Tuesday, February 19, 2008

“In the footsteps of Jackson Pollock (… and Brad & Angie): A day at the MET”

The current exhibition of Abstract Expressionism at the MET museum is a feast for the senses. This is, of course, as it should be, given that the artistic genre under examination is itself concerned with feasting and often overwhelming the senses. Powerful and assaulting, these works challenge the viewer the tactile and material reality of life and the human condition. As curator Marci Kwon explained to my gaggle of bright NYU undergraduate scholars, Astract Expressionism addresses fundamentally the conflict of exteriality versus interiality, the conscious versus the unconscious, the revelation of the artist’s self and his/her artist process.

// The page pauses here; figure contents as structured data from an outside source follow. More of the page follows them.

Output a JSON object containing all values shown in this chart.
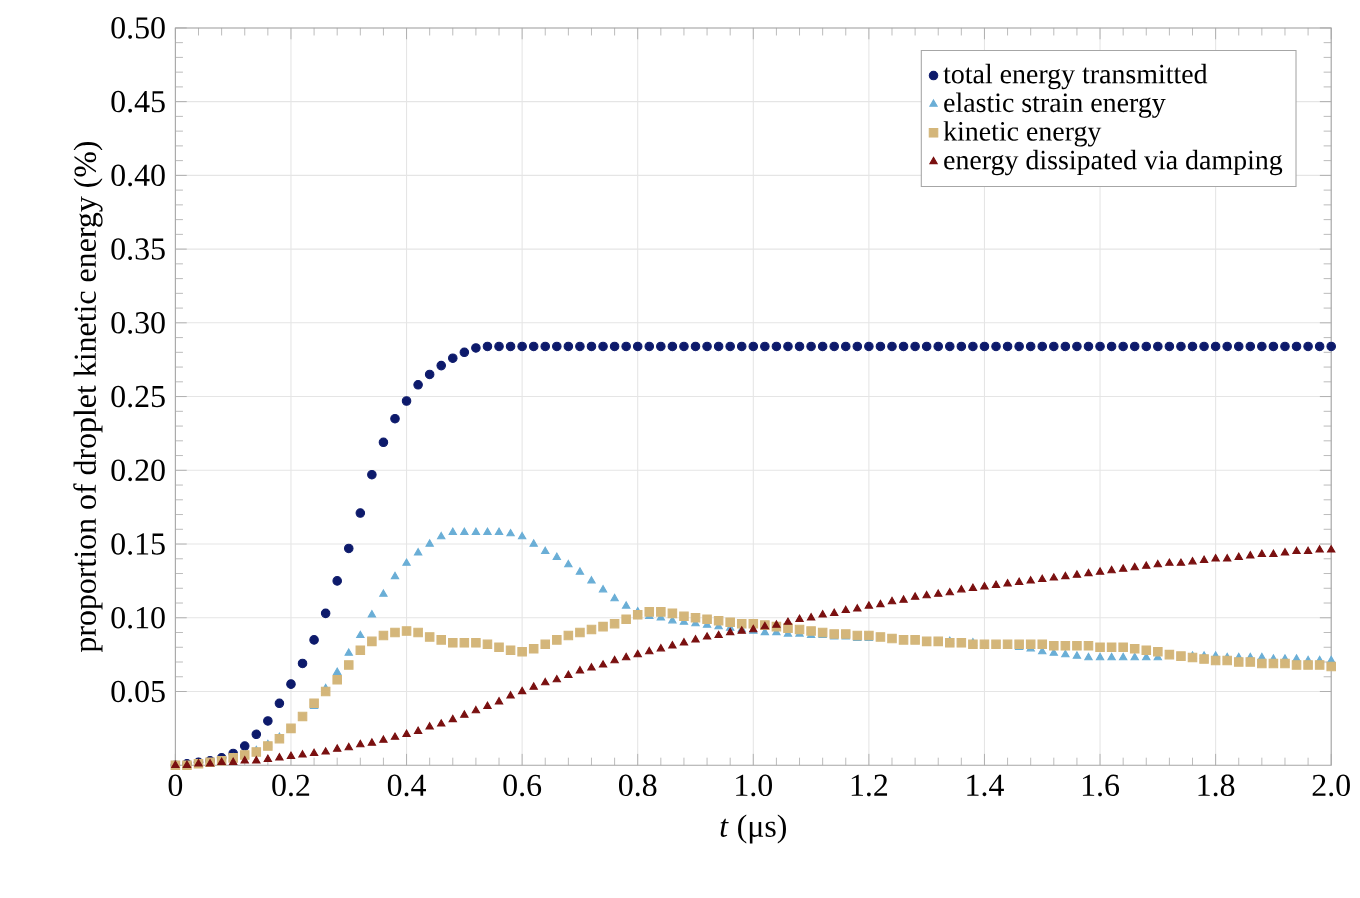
{
  "chart_data": {
    "type": "scatter",
    "xlabel": "*t* (μs)",
    "ylabel": "proportion of droplet kinetic energy (%)",
    "x": [
      0,
      0.02,
      0.04,
      0.06,
      0.08,
      0.1,
      0.12,
      0.14,
      0.16,
      0.18,
      0.2,
      0.22,
      0.24,
      0.26,
      0.28,
      0.3,
      0.32,
      0.34,
      0.36,
      0.38,
      0.4,
      0.42,
      0.44,
      0.46,
      0.48,
      0.5,
      0.52,
      0.54,
      0.56,
      0.58,
      0.6,
      0.62,
      0.64,
      0.66,
      0.68,
      0.7,
      0.72,
      0.74,
      0.76,
      0.78,
      0.8,
      0.82,
      0.84,
      0.86,
      0.88,
      0.9,
      0.92,
      0.94,
      0.96,
      0.98,
      1.0,
      1.02,
      1.04,
      1.06,
      1.08,
      1.1,
      1.12,
      1.14,
      1.16,
      1.18,
      1.2,
      1.22,
      1.24,
      1.26,
      1.28,
      1.3,
      1.32,
      1.34,
      1.36,
      1.38,
      1.4,
      1.42,
      1.44,
      1.46,
      1.48,
      1.5,
      1.52,
      1.54,
      1.56,
      1.58,
      1.6,
      1.62,
      1.64,
      1.66,
      1.68,
      1.7,
      1.72,
      1.74,
      1.76,
      1.78,
      1.8,
      1.82,
      1.84,
      1.86,
      1.88,
      1.9,
      1.92,
      1.94,
      1.96,
      1.98,
      2.0
    ],
    "series": [
      {
        "name": "total energy transmitted",
        "color": "#0d1a6b",
        "marker": "circle",
        "values": [
          0,
          0.001,
          0.002,
          0.003,
          0.005,
          0.008,
          0.013,
          0.021,
          0.03,
          0.042,
          0.055,
          0.069,
          0.085,
          0.103,
          0.125,
          0.147,
          0.171,
          0.197,
          0.219,
          0.235,
          0.247,
          0.258,
          0.265,
          0.271,
          0.276,
          0.28,
          0.283,
          0.284,
          0.284,
          0.284,
          0.284,
          0.284,
          0.284,
          0.284,
          0.284,
          0.284,
          0.284,
          0.284,
          0.284,
          0.284,
          0.284,
          0.284,
          0.284,
          0.284,
          0.284,
          0.284,
          0.284,
          0.284,
          0.284,
          0.284,
          0.284,
          0.284,
          0.284,
          0.284,
          0.284,
          0.284,
          0.284,
          0.284,
          0.284,
          0.284,
          0.284,
          0.284,
          0.284,
          0.284,
          0.284,
          0.284,
          0.284,
          0.284,
          0.284,
          0.284,
          0.284,
          0.284,
          0.284,
          0.284,
          0.284,
          0.284,
          0.284,
          0.284,
          0.284,
          0.284,
          0.284,
          0.284,
          0.284,
          0.284,
          0.284,
          0.284,
          0.284,
          0.284,
          0.284,
          0.284,
          0.284,
          0.284,
          0.284,
          0.284,
          0.284,
          0.284,
          0.284,
          0.284,
          0.284,
          0.284,
          0.284
        ]
      },
      {
        "name": "elastic strain energy",
        "color": "#6aaed6",
        "marker": "triangle",
        "values": [
          null,
          null,
          null,
          null,
          null,
          0.005,
          0.007,
          0.01,
          0.014,
          0.019,
          null,
          null,
          0.04,
          0.052,
          0.063,
          0.076,
          0.088,
          0.102,
          0.116,
          0.128,
          0.137,
          0.144,
          0.15,
          0.155,
          0.158,
          0.158,
          0.158,
          0.158,
          0.158,
          0.157,
          0.155,
          0.15,
          0.145,
          0.141,
          0.136,
          0.131,
          0.125,
          0.119,
          0.113,
          0.108,
          0.104,
          0.101,
          0.1,
          0.098,
          0.097,
          0.096,
          0.095,
          0.094,
          0.093,
          0.092,
          0.091,
          0.09,
          0.09,
          0.089,
          0.089,
          0.088,
          0.088,
          0.087,
          0.087,
          0.086,
          0.086,
          null,
          null,
          null,
          null,
          null,
          null,
          0.084,
          null,
          0.083,
          null,
          null,
          null,
          0.08,
          0.079,
          0.077,
          0.076,
          0.075,
          0.074,
          0.073,
          0.073,
          0.073,
          0.073,
          0.073,
          0.073,
          0.073,
          null,
          null,
          0.074,
          0.074,
          0.074,
          0.073,
          0.073,
          0.073,
          0.073,
          0.072,
          0.072,
          0.072,
          0.071,
          0.071,
          0.071
        ]
      },
      {
        "name": "kinetic energy",
        "color": "#d4b67a",
        "marker": "square",
        "values": [
          0,
          0,
          0.001,
          0.002,
          0.003,
          0.005,
          0.007,
          0.009,
          0.013,
          0.018,
          0.025,
          0.033,
          0.042,
          0.05,
          0.058,
          0.068,
          0.078,
          0.084,
          0.088,
          0.09,
          0.091,
          0.09,
          0.087,
          0.085,
          0.083,
          0.083,
          0.083,
          0.082,
          0.08,
          0.078,
          0.077,
          0.079,
          0.082,
          0.085,
          0.088,
          0.09,
          0.092,
          0.094,
          0.096,
          0.099,
          0.102,
          0.104,
          0.104,
          0.103,
          0.101,
          0.1,
          0.099,
          0.098,
          0.097,
          0.096,
          0.096,
          0.095,
          0.094,
          0.093,
          0.092,
          0.091,
          0.09,
          0.089,
          0.089,
          0.088,
          0.088,
          0.087,
          0.086,
          0.085,
          0.085,
          0.084,
          0.084,
          0.083,
          0.083,
          0.082,
          0.082,
          0.082,
          0.082,
          0.082,
          0.082,
          0.082,
          0.081,
          0.081,
          0.081,
          0.081,
          0.08,
          0.08,
          0.08,
          0.079,
          0.078,
          0.077,
          0.075,
          0.074,
          0.073,
          0.072,
          0.071,
          0.071,
          0.07,
          0.07,
          0.069,
          0.069,
          0.069,
          0.068,
          0.068,
          0.068,
          0.067
        ]
      },
      {
        "name": "energy dissipated via damping",
        "color": "#7a1010",
        "marker": "triangle",
        "values": [
          0,
          0,
          0.001,
          0.001,
          0.002,
          0.002,
          0.003,
          0.003,
          0.004,
          0.005,
          0.006,
          0.007,
          0.008,
          0.009,
          0.011,
          0.012,
          0.014,
          0.015,
          0.017,
          0.019,
          0.021,
          0.023,
          0.026,
          0.028,
          0.031,
          0.034,
          0.037,
          0.04,
          0.043,
          0.047,
          0.05,
          0.053,
          0.056,
          0.058,
          0.061,
          0.064,
          0.066,
          0.068,
          0.071,
          0.073,
          0.075,
          0.077,
          0.079,
          0.081,
          0.083,
          0.085,
          0.087,
          0.088,
          0.09,
          0.091,
          0.092,
          0.094,
          0.095,
          0.097,
          0.099,
          0.1,
          0.102,
          0.103,
          0.105,
          0.106,
          0.108,
          0.109,
          0.111,
          0.112,
          0.114,
          0.115,
          0.116,
          0.117,
          0.119,
          0.12,
          0.121,
          0.122,
          0.123,
          0.124,
          0.125,
          0.126,
          0.127,
          0.128,
          0.129,
          0.13,
          0.131,
          0.132,
          0.133,
          0.134,
          0.135,
          0.136,
          0.137,
          0.137,
          0.138,
          0.139,
          0.14,
          0.14,
          0.141,
          0.142,
          0.143,
          0.143,
          0.144,
          0.145,
          0.145,
          0.146,
          0.146
        ]
      }
    ],
    "xlim": [
      0,
      2.0
    ],
    "ylim": [
      0,
      0.5
    ],
    "xticks": [
      0,
      0.2,
      0.4,
      0.6,
      0.8,
      {
        "value": 1,
        "label": "1.0"
      },
      1.2,
      1.4,
      1.6,
      1.8,
      {
        "value": 2,
        "label": "2.0"
      }
    ],
    "yticks": [
      0.05,
      {
        "value": 0.1,
        "label": "0.10"
      },
      0.15,
      {
        "value": 0.2,
        "label": "0.20"
      },
      0.25,
      {
        "value": 0.3,
        "label": "0.30"
      },
      0.35,
      {
        "value": 0.4,
        "label": "0.40"
      },
      0.45,
      {
        "value": 0.5,
        "label": "0.50"
      }
    ],
    "grid": true,
    "legend": "top right"
  }
}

“Tight,” “nuanced,” and “violent” is how critic Clement Greenberg described this movement – the same could said a few of its practionners, most notably and obviously Jackson Pollock. And indeed, it is Pollock’s work – the piece de la resistance of this current exhibition – which drew me and my students to the MET on this sunny afternoon, but is the work of the lesser-known, lesser-iconic Abstract Expressionists that made the most profound impression, and in fact, took my breath away.

That this group of revolutionary artists were nutured and inspired in and around Washington Square is no surprise. The diners and coffee shops that they frequented still remain, and one hopes their spirit of determined defiance does also. It does make me wonder, how, in years to come, generations of scholars and students will regard, rever or reject the art of our time.

This has been a formidable start to our investigation, our cultural history of Washington Square.

As an artist/thinker living in Washington Square, I am humbled by the achivement of the artistic giants who have come before, while at the same time I am encouraged by the legacy they have left behind. As an artist, I am inspired to occupy the same space as Pollock, de Kooning, etc.

(Note: Ref to ‘Brad & Angie’ – Brad Pitt and Angelina Jolie were the most celebrated visitors to this exhibtion at the MET, which sadly closes this weekend.)